Einen Rollentausch gab es auch im privaten Bereich. Der blonden Kalifornierin Jeanne folgte im Kontrast die schwarzhaarige Francesca mit sizilianischen Wurzeln. Von der einstigen Ehefrau ist er seit 2006 geschieden. "Alles verlief im Guten, wir telefonieren öfter", sagt Jürgen Hingsen. Die älteste Tochter Jacqueline (20) studiert in Hamburg Tourismus und Event-Management, die jüngere Alexandra (12) lebt bei der Mutter, die inzwischen mit "dem obersten Richter von Santa Barbara" liiert sei.

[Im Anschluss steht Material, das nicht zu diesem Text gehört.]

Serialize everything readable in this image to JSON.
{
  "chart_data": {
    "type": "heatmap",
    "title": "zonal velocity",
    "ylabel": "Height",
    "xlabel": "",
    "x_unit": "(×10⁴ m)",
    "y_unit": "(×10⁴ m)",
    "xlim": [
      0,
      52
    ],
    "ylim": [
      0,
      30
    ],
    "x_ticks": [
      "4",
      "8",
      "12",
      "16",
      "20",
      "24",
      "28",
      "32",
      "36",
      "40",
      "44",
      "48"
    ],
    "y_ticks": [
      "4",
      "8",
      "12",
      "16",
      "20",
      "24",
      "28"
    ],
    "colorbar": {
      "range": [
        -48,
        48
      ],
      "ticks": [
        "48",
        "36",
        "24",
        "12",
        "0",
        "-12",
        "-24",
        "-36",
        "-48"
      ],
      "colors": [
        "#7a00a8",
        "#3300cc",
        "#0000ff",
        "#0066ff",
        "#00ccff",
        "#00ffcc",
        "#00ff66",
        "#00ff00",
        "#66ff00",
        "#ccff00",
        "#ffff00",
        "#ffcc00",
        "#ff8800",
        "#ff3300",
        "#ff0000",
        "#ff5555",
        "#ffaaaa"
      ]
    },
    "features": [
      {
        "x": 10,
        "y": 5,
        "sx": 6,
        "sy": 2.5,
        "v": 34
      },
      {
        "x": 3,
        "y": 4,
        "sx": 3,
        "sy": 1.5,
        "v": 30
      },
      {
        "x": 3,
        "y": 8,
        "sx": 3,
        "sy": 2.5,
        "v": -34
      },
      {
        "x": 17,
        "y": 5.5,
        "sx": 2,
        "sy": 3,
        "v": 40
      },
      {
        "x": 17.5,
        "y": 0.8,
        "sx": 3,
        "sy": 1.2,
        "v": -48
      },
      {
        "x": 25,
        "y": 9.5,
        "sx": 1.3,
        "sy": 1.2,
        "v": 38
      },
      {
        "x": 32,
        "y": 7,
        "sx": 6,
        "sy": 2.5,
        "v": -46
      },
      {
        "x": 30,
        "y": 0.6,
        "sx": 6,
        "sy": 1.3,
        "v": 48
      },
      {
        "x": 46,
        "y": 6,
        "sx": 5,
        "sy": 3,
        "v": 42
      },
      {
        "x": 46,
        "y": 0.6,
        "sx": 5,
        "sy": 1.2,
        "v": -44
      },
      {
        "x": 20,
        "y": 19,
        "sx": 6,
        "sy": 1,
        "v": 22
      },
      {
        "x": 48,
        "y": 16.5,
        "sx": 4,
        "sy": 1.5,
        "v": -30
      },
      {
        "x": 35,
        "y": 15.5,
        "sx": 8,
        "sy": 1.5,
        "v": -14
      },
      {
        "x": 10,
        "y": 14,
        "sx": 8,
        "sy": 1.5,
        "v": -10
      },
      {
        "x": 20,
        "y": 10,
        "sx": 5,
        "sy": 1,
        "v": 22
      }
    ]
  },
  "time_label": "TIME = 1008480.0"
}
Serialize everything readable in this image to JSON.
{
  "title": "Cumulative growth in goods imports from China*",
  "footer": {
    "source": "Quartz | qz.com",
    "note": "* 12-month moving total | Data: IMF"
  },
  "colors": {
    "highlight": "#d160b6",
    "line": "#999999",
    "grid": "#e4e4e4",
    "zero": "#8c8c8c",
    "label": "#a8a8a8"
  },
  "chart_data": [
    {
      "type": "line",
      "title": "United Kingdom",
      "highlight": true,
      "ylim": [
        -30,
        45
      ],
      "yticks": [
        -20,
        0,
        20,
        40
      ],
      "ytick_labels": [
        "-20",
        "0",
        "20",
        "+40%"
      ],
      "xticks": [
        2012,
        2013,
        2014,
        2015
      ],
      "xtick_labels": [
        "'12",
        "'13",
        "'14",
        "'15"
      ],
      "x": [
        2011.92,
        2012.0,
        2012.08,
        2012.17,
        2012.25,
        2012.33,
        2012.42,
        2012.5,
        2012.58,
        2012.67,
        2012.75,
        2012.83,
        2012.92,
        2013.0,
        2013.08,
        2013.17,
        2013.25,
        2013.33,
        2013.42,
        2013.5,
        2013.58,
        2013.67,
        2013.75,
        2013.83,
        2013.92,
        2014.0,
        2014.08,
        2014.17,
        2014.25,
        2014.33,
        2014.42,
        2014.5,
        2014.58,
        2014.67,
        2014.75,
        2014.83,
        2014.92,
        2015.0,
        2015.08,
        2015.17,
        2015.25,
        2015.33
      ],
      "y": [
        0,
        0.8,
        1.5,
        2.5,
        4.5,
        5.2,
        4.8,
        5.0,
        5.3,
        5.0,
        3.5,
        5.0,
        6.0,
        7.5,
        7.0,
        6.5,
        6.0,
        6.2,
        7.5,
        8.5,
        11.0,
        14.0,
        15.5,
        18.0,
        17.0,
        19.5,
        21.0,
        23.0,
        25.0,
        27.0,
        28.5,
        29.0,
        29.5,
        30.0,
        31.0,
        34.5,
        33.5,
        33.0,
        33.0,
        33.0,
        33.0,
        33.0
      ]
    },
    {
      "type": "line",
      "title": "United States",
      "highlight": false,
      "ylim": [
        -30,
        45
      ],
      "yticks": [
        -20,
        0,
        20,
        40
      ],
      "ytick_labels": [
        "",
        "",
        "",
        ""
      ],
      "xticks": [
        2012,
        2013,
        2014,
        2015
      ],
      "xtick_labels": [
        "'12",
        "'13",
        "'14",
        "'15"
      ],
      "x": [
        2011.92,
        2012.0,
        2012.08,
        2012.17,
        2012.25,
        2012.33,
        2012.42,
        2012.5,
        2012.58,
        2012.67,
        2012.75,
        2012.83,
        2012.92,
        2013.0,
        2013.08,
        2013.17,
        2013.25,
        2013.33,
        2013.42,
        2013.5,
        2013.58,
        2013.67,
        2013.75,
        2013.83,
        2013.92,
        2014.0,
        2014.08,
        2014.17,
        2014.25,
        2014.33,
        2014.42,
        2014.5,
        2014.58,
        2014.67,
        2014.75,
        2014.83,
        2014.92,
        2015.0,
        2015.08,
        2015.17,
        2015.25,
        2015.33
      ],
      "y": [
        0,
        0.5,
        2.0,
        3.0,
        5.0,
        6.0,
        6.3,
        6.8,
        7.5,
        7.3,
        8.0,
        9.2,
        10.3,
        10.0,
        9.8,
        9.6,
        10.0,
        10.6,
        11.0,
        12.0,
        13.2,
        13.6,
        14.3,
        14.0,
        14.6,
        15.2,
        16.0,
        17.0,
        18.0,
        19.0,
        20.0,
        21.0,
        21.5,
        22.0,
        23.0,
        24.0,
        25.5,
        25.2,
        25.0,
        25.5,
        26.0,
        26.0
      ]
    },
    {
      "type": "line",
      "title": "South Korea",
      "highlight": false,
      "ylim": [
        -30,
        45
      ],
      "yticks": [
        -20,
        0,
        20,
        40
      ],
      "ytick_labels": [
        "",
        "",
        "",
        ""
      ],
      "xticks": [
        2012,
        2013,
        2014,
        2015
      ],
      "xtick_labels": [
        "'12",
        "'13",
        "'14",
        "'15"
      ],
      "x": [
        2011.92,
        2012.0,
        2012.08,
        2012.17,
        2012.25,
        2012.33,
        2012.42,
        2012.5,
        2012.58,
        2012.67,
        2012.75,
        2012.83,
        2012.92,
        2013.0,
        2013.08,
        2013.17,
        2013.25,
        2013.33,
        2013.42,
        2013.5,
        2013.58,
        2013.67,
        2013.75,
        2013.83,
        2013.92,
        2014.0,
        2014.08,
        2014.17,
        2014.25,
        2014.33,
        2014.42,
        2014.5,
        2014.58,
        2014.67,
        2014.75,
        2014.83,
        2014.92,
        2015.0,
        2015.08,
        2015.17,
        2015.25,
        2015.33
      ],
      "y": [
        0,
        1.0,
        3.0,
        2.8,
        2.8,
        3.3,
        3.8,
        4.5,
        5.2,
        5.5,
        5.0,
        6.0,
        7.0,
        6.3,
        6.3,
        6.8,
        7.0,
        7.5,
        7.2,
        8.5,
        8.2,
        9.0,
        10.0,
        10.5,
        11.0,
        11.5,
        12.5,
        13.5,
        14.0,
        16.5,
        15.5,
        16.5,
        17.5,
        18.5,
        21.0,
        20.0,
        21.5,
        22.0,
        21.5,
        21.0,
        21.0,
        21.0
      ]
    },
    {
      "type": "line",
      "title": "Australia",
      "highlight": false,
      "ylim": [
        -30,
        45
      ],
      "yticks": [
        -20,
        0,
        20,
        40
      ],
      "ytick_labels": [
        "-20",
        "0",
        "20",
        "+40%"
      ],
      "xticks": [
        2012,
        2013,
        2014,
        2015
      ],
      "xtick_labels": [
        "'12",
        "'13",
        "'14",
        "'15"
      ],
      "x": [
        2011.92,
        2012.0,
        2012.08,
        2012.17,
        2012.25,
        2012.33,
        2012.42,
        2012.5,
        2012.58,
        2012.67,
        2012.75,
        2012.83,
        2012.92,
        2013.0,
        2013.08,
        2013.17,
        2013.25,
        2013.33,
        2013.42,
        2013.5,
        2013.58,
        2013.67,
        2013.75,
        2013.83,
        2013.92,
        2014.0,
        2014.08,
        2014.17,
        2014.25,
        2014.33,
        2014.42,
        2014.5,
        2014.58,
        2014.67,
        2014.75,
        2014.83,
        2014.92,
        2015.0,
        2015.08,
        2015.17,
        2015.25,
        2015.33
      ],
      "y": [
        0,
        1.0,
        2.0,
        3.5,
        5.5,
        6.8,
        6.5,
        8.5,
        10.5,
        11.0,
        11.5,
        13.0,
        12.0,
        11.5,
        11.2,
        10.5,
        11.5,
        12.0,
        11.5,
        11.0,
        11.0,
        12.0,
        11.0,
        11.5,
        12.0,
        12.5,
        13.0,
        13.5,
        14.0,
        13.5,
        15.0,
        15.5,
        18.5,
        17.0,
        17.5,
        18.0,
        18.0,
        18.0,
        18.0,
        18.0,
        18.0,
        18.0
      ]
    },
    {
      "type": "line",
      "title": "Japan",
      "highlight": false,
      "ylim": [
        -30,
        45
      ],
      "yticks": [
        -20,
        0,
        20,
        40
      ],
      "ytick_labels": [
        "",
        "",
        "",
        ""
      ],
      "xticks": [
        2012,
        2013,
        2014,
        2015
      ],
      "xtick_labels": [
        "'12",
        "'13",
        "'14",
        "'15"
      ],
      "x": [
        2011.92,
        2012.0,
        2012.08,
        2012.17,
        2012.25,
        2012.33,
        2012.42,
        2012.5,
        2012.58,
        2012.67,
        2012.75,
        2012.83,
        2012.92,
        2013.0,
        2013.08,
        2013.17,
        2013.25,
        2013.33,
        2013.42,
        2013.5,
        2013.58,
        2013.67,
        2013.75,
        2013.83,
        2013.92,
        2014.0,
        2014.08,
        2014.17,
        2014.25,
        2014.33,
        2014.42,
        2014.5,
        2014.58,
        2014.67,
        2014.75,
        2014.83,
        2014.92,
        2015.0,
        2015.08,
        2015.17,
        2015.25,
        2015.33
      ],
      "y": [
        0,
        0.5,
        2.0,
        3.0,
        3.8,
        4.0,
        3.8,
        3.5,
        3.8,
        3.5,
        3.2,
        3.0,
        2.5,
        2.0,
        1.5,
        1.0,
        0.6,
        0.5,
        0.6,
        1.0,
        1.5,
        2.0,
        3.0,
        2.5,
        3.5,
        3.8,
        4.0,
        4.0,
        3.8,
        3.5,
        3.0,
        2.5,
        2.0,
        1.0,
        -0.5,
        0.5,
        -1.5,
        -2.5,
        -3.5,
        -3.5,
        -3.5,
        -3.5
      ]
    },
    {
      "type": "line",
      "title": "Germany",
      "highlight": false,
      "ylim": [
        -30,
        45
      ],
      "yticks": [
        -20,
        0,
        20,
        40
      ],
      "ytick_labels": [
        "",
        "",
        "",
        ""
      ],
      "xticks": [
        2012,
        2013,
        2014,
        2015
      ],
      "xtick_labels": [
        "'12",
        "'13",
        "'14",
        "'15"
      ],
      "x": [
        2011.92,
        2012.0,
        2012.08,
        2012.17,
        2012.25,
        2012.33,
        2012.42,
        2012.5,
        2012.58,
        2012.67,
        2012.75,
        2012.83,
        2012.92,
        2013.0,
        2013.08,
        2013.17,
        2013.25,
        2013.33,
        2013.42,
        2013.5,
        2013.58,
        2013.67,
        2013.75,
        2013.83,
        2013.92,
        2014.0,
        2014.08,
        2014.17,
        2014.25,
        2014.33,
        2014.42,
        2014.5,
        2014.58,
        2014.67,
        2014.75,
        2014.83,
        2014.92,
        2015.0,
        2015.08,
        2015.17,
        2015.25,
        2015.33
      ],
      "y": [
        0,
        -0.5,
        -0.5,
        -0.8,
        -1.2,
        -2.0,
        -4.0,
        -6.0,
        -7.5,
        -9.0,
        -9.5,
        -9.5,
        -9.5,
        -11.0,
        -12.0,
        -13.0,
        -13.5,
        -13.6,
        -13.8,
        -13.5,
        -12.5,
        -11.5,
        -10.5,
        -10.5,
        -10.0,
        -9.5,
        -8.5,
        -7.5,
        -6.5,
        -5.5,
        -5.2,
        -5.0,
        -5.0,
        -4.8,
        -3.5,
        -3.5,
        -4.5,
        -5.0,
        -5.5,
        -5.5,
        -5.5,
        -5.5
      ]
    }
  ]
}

Nach der Karriere war der heute in Düsseldorf wohnende Hingsen 1994 Präsident des deutschen Zehnkampfteams, 1996 Co-Autor eines erfolgreichen Buches ("Voll in Form für Management"). Einen weiteren Film nach dem Streifen "Drei und eine halbe Portion" (1984 - u. a. mit Karl Dall) gab es wohl aufgrund des verpatzten Karriereendes nicht. Dem Mitwirken in der RTL-Tanzshow "Lets Dance" (2006) soll ein Vierteljahrhundert nach dem ersten großen Zehnkampf-Coup im November ein Weltrekordversuch ganz anderer Art folgen: Mit hunderten Teilnehmern im Cha-Cha-Cha. Hingsen hofft auf Erträge von einer Viertelmillion für notleidende Kinder, "denn Charity ist für mich ein sehr wichtiges Thema."